Beni kabul etmeyeceklerini açık bir şekilde belli ediyorlar ve bundan çekinmiyorlardı. Anlamadığım nokta, benim hiçbir yanlış hareketim olmadığı halde bir anda bana cephe almalarıydı. Bu durum beni fazlasıyla üzüyordu ve düzeltemeyeceğimi bilmek ağlama hissi uyandırıyordu.

"Bebeğim, asma şu güzel suratını." Taehyung valizleri bırakıp önüme geçtiğinde büzdüğüm dudağımla birlikte kollarımı kaldırıp omuzlarına sarmış, sarılmasını istemiştim. Beni rahatlatan tek şey şüphesiz Taehyung'tu. Sıcacık kollarını belime dolayıp, vücudumu kendi vücuduna yapıştırdığında derin bir nefes alıp dudaklarımı boynuna bastırdım. Feromonlarını sakinleşmem için kullanıyordu.

Birkaç dakika boyunca orada sarıldık. Etrafımızdaki insanlar uzun bir aradan sonra görüştüğümüzü bile düşünebilirdi fakat bizim derdimiz başkaydı. Mecburen, belimden tutarak yavaşça beni kendinden uzaklaştırdıktan sonra valizleri tekrardan alıp elimi tuttu. Evet gitmek istemiyordum ama bunu ne kadar ertelersek, o kadar stres olacağımı biliyordum.

Stresten titreyen ve terleyen elimi eşofmanıma sürtüp adımlarımı biraz olsun hızlandırdım. "Çok mu kızarlar?" diye mırıldandım yutkunmadan hemen önce. Sanki boğazımda kesici bir alet varmış gibi hissediyordum, her yutkunuşumda acıyordu.

Sıkıca tuttuğu elimin üzerini baş parmağıyla okşayıp derin bir nefes aldı. Benden daha sıkıntılı olduğunu biliyordum çünkü benimle ailesi arasında kalıyordu. Benim ailem, onun ailesine göre daha anlayışlıydı bu konuda. Üstelik annem aramızdaki ilişkiyi az buçuk biliyordu.

Otomatik kapıdan çıkıp, soğuk havanın yüzümüze vurmasına neden olduktan sonra çok aramamıza gerek kalmadan biraz ileride bizi bekleyen arabayı görünce nefesimi tuttum. Ayaklarım geri geri gitmek istese de maalesef öyle bir şansımız yoktu. Taehyung'un elini daha sıkı sarıp, hızlandırdığı adımlarına uydum. Dışarısı fazlasıyla soğuk olduğundan, içeride bekliyor olmalıydılar.

Arabanın hemen arkasında durduğumuzda Taehyung'un babası arabadan inme zahmetinde bulunmadan bagajı açmış, Taehyung'un o sırada titrek bir nefes aldığını işitmiştim.
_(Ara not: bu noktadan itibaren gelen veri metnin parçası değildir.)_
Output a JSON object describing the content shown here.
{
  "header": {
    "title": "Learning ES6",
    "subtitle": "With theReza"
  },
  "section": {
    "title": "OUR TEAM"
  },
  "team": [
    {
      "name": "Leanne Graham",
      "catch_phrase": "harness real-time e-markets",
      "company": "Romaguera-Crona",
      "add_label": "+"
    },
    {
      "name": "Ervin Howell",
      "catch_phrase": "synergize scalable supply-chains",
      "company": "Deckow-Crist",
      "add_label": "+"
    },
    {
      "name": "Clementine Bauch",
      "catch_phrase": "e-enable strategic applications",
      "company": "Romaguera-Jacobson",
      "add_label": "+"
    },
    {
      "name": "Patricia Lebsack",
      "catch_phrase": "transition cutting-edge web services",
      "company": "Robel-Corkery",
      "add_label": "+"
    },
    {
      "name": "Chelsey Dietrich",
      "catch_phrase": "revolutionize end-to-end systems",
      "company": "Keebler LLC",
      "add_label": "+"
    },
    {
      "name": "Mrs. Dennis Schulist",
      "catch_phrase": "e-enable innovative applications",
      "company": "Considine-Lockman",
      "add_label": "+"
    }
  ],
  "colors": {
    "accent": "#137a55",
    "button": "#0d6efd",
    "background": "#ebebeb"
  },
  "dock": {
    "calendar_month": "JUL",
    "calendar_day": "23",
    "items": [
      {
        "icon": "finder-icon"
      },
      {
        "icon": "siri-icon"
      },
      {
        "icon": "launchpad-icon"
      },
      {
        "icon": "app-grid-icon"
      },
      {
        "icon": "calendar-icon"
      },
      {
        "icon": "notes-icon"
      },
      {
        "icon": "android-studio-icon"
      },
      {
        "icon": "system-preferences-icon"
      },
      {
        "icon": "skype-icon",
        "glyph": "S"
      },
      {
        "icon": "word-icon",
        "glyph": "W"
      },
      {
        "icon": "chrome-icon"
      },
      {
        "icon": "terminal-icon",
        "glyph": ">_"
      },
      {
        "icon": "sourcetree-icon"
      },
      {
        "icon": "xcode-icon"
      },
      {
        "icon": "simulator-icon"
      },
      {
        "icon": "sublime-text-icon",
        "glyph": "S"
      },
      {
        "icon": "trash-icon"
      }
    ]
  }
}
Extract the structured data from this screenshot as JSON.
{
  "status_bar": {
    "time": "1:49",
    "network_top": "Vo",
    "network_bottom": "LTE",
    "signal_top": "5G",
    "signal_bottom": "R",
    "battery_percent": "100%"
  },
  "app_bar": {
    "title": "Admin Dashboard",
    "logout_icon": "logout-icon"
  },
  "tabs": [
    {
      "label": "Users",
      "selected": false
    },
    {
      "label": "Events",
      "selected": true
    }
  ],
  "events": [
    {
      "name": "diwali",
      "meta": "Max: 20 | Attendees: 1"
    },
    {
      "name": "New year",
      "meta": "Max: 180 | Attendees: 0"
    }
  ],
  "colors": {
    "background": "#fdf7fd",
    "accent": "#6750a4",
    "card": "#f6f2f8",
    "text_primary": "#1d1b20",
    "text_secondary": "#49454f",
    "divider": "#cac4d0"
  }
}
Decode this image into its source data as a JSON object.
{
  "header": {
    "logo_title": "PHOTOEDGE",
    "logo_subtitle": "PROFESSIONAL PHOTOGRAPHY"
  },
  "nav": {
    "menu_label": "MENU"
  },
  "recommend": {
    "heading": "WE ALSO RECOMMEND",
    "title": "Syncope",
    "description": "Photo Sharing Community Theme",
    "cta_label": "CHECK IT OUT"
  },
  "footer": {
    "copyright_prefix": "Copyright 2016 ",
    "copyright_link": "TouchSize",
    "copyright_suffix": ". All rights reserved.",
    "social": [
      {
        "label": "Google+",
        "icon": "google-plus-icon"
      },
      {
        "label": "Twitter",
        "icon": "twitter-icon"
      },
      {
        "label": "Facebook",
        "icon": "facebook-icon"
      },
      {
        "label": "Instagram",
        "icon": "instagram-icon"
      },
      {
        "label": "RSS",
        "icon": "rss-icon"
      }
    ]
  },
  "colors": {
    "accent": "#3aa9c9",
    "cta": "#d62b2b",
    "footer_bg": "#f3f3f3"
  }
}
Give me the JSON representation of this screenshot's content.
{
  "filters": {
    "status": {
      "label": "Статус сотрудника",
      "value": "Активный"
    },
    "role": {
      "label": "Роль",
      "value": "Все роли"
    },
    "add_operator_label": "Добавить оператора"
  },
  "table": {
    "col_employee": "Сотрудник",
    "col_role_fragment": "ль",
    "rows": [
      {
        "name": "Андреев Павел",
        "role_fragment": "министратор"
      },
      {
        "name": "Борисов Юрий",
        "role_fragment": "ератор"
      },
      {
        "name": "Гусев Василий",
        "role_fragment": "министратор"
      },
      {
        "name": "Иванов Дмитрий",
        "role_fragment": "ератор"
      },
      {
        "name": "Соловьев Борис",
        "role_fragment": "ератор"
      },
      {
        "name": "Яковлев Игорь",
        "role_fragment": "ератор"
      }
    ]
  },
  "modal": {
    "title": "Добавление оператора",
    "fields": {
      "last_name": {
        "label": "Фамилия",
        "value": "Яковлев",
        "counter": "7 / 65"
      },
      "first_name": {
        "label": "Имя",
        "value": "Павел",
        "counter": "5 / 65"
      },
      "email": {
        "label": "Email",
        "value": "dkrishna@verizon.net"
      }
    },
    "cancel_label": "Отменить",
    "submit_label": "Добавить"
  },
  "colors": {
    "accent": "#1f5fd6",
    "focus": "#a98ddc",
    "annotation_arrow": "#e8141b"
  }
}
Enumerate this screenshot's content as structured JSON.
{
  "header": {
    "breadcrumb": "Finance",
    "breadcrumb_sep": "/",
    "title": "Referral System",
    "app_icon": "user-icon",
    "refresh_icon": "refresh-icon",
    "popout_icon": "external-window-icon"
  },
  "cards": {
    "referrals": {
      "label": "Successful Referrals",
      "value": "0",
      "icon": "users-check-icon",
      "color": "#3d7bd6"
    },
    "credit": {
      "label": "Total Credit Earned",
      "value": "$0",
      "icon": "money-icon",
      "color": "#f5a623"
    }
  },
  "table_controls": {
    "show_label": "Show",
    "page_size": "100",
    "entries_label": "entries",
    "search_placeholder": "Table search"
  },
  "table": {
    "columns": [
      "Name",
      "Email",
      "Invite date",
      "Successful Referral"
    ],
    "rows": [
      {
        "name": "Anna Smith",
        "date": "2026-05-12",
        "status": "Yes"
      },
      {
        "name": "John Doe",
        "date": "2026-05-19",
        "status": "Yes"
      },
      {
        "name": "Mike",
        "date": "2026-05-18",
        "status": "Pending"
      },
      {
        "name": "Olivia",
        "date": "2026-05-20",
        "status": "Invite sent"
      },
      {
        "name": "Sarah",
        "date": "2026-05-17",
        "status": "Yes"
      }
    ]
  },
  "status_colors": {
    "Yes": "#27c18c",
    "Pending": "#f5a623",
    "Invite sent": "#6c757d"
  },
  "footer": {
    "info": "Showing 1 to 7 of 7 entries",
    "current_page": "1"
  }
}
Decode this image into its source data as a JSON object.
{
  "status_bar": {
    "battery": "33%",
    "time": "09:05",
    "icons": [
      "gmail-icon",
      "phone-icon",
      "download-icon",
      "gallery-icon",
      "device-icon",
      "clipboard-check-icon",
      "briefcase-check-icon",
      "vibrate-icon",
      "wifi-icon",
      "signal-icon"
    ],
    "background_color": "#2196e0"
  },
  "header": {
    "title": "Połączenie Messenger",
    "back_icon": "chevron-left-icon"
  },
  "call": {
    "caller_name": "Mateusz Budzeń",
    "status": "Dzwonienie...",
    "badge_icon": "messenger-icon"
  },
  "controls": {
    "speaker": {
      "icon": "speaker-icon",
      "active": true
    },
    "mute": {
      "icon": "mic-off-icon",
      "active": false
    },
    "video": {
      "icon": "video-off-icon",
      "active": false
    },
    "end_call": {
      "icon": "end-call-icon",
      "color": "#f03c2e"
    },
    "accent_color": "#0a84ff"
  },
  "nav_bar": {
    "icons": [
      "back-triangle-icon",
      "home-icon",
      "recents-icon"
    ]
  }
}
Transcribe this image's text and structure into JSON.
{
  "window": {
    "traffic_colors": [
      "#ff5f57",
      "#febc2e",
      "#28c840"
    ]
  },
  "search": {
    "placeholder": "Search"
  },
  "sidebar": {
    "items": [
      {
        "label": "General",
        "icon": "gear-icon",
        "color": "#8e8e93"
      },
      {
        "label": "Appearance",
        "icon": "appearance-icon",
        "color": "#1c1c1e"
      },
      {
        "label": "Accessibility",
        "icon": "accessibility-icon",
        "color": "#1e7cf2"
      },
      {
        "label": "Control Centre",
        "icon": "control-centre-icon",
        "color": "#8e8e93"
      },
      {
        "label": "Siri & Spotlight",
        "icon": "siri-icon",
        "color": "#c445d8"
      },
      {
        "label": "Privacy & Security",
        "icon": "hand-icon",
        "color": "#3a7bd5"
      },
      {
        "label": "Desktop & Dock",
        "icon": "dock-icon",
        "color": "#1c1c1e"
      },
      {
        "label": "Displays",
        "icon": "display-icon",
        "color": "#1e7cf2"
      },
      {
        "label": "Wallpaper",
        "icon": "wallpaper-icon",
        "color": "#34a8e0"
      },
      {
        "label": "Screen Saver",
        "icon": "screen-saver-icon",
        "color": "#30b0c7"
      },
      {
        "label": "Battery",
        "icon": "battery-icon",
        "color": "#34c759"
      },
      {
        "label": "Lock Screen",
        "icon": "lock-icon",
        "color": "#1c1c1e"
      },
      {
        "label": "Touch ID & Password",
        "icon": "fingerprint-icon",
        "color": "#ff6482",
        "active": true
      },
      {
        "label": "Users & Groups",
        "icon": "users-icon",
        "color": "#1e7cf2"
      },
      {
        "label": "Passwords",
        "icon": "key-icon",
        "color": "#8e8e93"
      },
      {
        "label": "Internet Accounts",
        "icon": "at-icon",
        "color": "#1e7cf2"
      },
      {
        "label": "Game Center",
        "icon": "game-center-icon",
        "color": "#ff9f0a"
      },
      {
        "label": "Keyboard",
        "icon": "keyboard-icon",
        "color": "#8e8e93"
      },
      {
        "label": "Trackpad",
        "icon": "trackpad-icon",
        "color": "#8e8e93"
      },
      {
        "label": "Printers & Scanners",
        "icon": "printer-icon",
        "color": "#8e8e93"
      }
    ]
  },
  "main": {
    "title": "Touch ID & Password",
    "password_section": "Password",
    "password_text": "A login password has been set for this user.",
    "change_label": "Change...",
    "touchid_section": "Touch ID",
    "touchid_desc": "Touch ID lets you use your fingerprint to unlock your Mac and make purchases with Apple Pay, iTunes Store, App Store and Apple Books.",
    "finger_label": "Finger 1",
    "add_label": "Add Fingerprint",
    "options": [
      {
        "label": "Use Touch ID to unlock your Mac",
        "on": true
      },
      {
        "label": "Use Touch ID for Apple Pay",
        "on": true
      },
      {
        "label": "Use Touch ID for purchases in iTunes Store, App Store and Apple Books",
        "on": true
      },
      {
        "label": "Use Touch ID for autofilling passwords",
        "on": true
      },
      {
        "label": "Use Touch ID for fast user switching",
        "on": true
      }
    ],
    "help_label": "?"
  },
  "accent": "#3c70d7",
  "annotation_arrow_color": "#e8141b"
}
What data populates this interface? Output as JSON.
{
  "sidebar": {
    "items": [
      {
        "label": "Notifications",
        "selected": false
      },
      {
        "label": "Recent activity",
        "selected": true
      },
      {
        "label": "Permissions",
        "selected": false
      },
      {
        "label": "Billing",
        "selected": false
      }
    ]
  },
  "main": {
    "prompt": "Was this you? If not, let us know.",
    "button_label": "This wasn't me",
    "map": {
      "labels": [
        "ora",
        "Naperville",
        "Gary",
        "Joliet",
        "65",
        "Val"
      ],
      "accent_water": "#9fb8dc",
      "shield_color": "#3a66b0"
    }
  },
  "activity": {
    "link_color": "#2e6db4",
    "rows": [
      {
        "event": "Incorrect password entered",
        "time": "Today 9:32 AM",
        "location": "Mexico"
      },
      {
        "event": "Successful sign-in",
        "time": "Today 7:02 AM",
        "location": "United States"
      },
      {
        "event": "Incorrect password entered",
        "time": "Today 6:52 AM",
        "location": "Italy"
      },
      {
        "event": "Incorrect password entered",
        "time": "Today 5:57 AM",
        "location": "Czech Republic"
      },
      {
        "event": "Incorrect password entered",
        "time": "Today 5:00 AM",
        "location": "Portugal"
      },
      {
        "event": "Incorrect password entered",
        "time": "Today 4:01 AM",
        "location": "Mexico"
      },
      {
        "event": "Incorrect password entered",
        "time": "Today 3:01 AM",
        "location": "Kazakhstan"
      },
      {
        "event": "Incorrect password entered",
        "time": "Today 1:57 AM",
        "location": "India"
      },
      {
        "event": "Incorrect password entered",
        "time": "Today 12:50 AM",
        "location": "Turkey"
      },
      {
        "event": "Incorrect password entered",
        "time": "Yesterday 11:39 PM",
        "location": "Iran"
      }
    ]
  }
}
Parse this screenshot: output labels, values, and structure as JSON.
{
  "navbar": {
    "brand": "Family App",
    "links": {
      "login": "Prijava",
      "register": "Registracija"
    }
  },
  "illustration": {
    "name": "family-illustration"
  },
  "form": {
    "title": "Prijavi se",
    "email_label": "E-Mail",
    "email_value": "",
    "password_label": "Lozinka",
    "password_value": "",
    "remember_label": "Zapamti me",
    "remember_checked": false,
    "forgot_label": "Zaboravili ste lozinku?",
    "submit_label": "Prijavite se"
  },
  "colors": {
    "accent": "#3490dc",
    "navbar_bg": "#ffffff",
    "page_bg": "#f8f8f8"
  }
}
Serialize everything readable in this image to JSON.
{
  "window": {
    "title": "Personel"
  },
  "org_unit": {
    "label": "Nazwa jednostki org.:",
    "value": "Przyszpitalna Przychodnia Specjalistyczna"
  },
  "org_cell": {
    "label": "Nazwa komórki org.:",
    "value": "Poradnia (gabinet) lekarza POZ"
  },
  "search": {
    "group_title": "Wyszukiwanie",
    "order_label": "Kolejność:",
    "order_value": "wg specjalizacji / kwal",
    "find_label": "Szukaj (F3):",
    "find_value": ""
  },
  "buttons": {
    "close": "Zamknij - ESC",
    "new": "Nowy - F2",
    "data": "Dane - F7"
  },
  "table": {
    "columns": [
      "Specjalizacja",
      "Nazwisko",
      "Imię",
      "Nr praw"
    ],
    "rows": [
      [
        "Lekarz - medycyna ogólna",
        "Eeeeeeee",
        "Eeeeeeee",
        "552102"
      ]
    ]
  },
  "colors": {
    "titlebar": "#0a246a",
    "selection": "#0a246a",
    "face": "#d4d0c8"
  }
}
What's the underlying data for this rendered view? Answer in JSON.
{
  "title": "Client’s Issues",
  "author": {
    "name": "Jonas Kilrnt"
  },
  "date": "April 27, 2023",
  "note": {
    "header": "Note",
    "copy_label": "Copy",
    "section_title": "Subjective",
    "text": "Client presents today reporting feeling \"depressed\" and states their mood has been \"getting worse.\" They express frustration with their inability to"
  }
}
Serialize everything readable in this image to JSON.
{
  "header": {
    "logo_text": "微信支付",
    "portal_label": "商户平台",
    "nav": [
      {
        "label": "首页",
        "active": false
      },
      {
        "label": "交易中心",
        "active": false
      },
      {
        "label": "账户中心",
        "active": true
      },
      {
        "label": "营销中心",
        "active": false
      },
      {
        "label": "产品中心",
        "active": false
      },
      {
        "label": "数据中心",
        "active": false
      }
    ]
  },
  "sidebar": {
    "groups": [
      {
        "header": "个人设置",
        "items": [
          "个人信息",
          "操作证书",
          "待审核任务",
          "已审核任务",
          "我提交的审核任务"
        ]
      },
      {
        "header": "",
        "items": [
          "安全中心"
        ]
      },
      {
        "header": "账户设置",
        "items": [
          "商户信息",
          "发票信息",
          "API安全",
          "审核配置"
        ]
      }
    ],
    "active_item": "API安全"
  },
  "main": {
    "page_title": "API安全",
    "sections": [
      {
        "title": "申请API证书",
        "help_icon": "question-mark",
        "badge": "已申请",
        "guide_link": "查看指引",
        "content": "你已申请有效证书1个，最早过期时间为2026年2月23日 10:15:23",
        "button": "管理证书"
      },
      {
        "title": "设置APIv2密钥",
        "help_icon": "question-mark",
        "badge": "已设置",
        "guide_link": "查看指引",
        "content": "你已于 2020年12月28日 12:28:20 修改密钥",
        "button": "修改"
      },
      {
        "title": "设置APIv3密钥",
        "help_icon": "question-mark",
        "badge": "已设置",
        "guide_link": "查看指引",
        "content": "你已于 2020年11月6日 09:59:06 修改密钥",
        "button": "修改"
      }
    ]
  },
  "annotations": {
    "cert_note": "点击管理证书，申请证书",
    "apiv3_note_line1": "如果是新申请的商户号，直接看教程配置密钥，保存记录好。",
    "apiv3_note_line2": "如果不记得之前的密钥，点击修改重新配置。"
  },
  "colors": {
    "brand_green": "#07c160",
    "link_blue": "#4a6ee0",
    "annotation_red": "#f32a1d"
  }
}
Valizleri arabaya bıraktıktan sonra bana dönmüş, montumun fermuarını çekmiş ve sweatimin şapkası başıma geçirmişti. "Söz var bana" dedi hemen sonra. Bagajı kapatıp tekrardan bana döndü. "Onların karşısında ağlamayacaksın tamam mı? Benim tek zayıf noktam sensin Jeongguk, beni güçsüz düşürmelerine izin vermeyeceksin, söz mü?" başımı hızlı hızlı sallarken şu anda gözlerimin dolu dolu olması bile sözümde duramayacağımın kanıtıydı. Taehyung eğildi, alnıma, saçlarımın üzerine küçük bir öpücük bırakıp elimi tutarak tekrardan arabaya doğru ilerletti bizi.